AWARDED 1ST PLACE

MoS₂ Defect Identification & Classification

Deep Learning Hackathon | Azure ML & YOLOv5 Pipeline

Phase 1: Azure Custom Vision

Initial Detection Baseline

Established a baseline using Azure Custom Vision to rapidly prototype a model capable of localizing structural defects in MoS₂ lattices.

  • ImageJ Integration: Converted manual labels into Azure-compatible coordinate formats.
  • Training Split: Implemented an 80/20 train-test split for objective performance evaluation.
  • Resource Management: Leveraged Azure cloud computing for efficient model iteration.
Azure Custom Vision Training Metrics Figure 1: Iteration 1 performance metrics from Azure Custom Vision, showing Precision, Recall, and mAP.

Phase 2: Multiclass Labeling with Roboflow

Transition to YOLOv5 Architecture

To differentiate specific types of defects, we transitioned to YOLOv5 and used Roboflow for advanced multiclass annotation management.

  • Defect Classification: Categorized defects into Broken Region, Vacancy, and Replacement.
  • Dataset Management: Managed multiclass labels and exported them directly into YOLOv5 PyTorch formats (.txt and .yaml).
  • Annotation Accuracy: Improved label consistency to better address the complexity of atomic-scale defect features.

# data.yaml Example
train: ../train/images
val: ../valid/images
nc: 3
names: ['Broken Region', 'Replacement', 'Vacancy']

Sample of the YOLOv5 configuration file generated via Roboflow.

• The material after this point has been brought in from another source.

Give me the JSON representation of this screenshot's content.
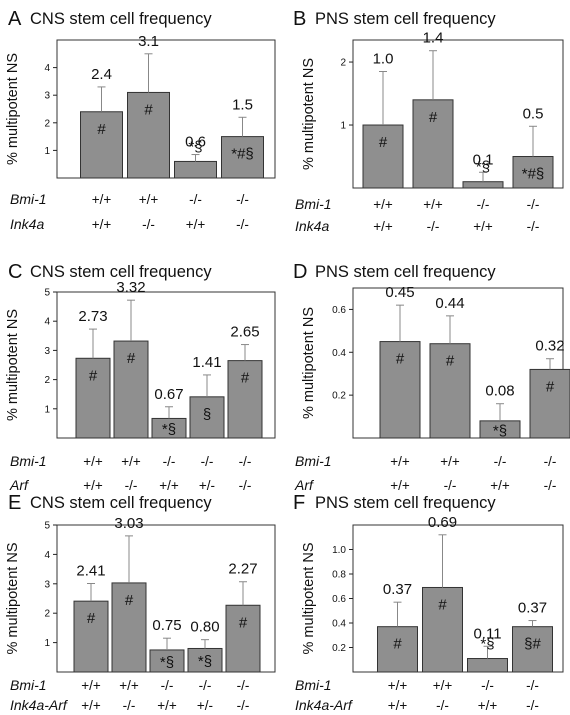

Phase 3: Image Preprocessing

Enhancing Data Quality

Applied professional image filters to the raw microscopy data to improve detection of subtle features:

  • Gaussian & Median Filters: Effectively reduced background noise and instrumentation artifacts.
  • Contrast Optimization: Adjusted contrast (~8.71) to enhance the visibility of atomic vacancies.
  • "Ice" Color Map: Provided the most distinct visual contrast for deep learning feature extraction.
Image Preprocessing Comparison Figure 2: Comparison between raw microscopy data and preprocessed images for enhanced defect visibility.

Phase 4: Technical Verification

Intensity Profiles Verification Figure 3: Intensity line profiles used to confirm model predictions against physical atomic data.

Cross-Referencing Model Predictions

Verified deep learning results using Intensity Line Profiles (Nion Swift) to ensure physical validity:

  • Broken Regions: Confirmed by significant and total intensity drops in the profile peaks.
  • Atomic Vacancies: Verified by periodic, specific intensity dips corresponding to Mo/S atomic positions.
  • Scientific Robustness: Secondary physical verification ensured the model accurately captured the intended chemical features.

Model Generalizability

The final model was evaluated using MoS₂ images from peer-reviewed literature. It demonstrated a high ability to detect defects across unseen images from different sources, proving its value as a generalized tool for semiconductor and material science inspection.